The process for determining nutrient reference values in the US and Canada changed significantly in 1994 when several kinds of reference values were introduced and articulated in the 1994 publication, How Should The Recommended Dietary Allowances Be Revised [9]. There were two major changes: (1) that values could be based on reduced risk of a disease and (2) that there were additional values other than the recommended dietary allowance (RDA), i.e., estimated average requirement, adequate intake (AI), and upper level (UL). A conclusion of this report was that the “reduction in risk of chronic disease is a concept that should be included in the formulation of future RDAs where sufficient data for efficacy and safety exist [9] ”. This conclusion represented a “new paradigm” from what had previously existed. Using these criteria, four DRI values have since been set based on chronic disease: osteoporosis and fractures for calcium and vitamin D, dental caries for fluoride, CHD for fiber, and a combination of endpoints including salt sensitivity, kidney stones, and blood pressure for potassium [28]. Thus, this suggests that bioactives could qualify for a DRI value if they could show strong science behind reduced risk of disease.

Demonstrating reduced risk of disease with a bioactive is more difficult than it is to show prevention of a deficiency outcome with an essential nutrient. A major difference between bioactives and essential nutrients (i.e., vitamins, minerals, essential fatty acids, and essential amino acids) is that the absence of bioactives in the diet does not result in a deficiency disease, whereas the absence of an essential nutrient eventually results in deficiency symptoms (e.g., lack of vitamin C and scurvy, thiamin and beriberi, iron and anemia). This difference means that a DRI value would have to be based on an endpoint other than a deficiency disease. As shown above, this could be decreased risk of a chronic disease, but showing cause and effect with a bioactive and chronic disease is more difficult than when the disease is specific nutrient related. In other words, if vitamin C intake is inadequate, 100 % of the deficient people will eventually get scurvy. This is not the case for chronic disease which is affected by multiple nutrients, and is also impacted by other non-nutrient factors (e.g., gender, age, and genetics) [28].

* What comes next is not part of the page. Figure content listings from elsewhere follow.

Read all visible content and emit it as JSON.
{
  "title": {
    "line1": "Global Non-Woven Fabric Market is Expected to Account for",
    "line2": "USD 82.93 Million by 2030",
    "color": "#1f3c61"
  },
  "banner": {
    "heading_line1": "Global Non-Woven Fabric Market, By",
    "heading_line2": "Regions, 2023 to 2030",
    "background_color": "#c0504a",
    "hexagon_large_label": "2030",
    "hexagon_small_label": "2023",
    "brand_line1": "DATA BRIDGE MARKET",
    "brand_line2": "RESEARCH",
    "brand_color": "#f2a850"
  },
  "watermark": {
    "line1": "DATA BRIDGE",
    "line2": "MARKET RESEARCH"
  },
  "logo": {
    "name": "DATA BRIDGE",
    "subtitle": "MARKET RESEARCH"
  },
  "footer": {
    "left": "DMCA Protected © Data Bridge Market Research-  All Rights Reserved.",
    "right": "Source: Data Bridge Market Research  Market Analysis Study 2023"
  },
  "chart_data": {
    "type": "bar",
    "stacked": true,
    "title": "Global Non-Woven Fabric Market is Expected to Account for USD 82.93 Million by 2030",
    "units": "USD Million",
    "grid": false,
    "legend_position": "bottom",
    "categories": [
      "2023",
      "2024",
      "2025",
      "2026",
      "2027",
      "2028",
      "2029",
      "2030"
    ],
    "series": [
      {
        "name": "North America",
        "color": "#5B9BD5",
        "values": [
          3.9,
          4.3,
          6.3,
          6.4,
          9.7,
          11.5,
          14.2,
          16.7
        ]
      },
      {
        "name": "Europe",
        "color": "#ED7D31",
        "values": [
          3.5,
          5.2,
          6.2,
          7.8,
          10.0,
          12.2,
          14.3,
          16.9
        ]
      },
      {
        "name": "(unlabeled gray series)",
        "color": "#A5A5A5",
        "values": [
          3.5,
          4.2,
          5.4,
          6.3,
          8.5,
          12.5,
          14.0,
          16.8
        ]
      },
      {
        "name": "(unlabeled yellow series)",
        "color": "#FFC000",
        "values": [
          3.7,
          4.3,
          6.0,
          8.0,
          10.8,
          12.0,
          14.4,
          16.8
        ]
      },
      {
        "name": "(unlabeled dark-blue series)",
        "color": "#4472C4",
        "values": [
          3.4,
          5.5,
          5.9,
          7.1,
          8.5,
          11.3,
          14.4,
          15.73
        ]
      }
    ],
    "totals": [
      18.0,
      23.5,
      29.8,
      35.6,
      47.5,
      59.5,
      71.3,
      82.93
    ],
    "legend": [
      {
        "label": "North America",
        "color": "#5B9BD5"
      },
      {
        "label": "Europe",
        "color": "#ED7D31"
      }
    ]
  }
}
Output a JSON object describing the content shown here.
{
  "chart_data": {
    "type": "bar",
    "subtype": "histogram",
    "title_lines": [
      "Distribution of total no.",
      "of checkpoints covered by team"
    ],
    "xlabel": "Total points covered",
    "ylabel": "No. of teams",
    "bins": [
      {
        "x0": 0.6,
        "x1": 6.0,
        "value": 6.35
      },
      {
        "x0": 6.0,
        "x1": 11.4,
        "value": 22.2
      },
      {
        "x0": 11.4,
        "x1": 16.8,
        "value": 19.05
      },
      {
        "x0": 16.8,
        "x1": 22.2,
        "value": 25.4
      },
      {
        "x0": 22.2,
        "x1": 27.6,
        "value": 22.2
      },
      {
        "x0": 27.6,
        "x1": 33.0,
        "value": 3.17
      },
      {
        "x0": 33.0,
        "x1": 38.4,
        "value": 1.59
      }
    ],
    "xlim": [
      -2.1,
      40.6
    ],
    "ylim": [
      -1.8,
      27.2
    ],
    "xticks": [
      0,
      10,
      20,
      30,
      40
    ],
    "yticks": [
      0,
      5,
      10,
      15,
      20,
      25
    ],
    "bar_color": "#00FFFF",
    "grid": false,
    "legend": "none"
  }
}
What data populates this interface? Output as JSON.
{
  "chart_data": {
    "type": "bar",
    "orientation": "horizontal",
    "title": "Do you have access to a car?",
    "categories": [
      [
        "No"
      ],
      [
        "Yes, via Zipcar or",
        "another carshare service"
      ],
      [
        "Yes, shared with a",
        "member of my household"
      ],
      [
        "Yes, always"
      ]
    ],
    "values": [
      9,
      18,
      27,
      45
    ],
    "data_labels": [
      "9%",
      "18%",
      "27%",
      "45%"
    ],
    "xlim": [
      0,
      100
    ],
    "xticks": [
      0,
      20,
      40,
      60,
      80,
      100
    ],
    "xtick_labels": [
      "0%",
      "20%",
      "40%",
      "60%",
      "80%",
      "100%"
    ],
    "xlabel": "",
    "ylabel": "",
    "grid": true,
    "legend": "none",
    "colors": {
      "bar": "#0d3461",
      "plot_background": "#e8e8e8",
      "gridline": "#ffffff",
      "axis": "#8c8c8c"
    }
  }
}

Dr. Ben van Ommen challenged the concept of relating health to just decreased risk of disease and suggested that in quantifying the health effects of bioactives “we might need to consider in greater depth what health is, what mechanisms are involved in maintaining health, and how to best quantify these”. A pioneer in this new area of “optimal health,” he considers health to be appropriate adaptation to a continuously changing environment—and food is a key part of that changing environment. He calls this adaptive capacity “phenotypic flexibility” and states that it is key to maintenance of overall homeostasis “and thus to a healthy life”. He and his research group have also developed ways to test for “phenotypic flexibility” by stressing specific components of the system that maintain homeostasis and evaluating the stress response reactions. These response reactions usually appear to be more informative and sensitive than their homeostatic counterpart. A classic example is the oral glucose tolerance test versus fasting glucose, and numerous other comparable “challenge biomarkers” that are now being developed [23, 29]. If accepting decreased risk of disease as an endpoint for a DRI value was a paradigm shift, Dr. van Ommen’s emphasis on “phenotypic flexibility” is definitely a new paradigm shift which should become more widely accepted as an evaluation of efficacy for a bioactive as the research to measure this flexibility is validated.

Issues regarding the setting of life-stage DRI values for bioactives

Dr. Stephanie Atkinson discussed possible approaches for determining life-stage DRI values for bioactives using information from previous DRI recommendations developed for infants, children, and youth as an example [1]. She suggested using three age groupings to establish DRI values for bioactives: (1) infants to 1 year of age; (2) children 1–8 years; and (3) individuals over 8 years. For Infants to 1 year of age, she suggested using human milk as a “reference”. For children 1–8 years, in the absence of clinical trials, it was suggested that AI values be derived from population-based intake data associated with health outcomes. For those over age eight, the suggestion was to derive the value from existing data on biomarkers of chronic disease or extrapolation from adults. The rationale and the cautions for each of these recommendations were provided. Issues in establishing life-stage DRIs for bioactives vary greatly from one substance to another. For example, in infants, intakes from human milk bioactive substances such as nucleotides [25], carnitine [2], lutein [3], and glycoconjugate sugars [19, 26] have been used to derive safe levels of addition of such compounds to infant formulas. Evidence of the biological benefit of addition of these substances to the health of formula-fed infants is inconsistent, but no adverse effects have been identified. A lack of response to addition of a bioactive to formula may relate to the variable bioavailability of a bioactive depending on whether it is found in breast milk or added to formula. For example, approximately four times more lutein is needed in infant formula than is naturally present in human milk to achieve similar infant serum lutein concentrations [3]. For the case of dietary fiber, using human milk as a reference for infants 7–12 months of age cannot be done because of the absence of this substance in milk. Remaining challenges include selection of the best model (approach): For example, objectively differentiating between the various age groups on a basis other than age itself seems logical, if difficult. Also, the development of recommended intakes or maximal effect ranges is another choice.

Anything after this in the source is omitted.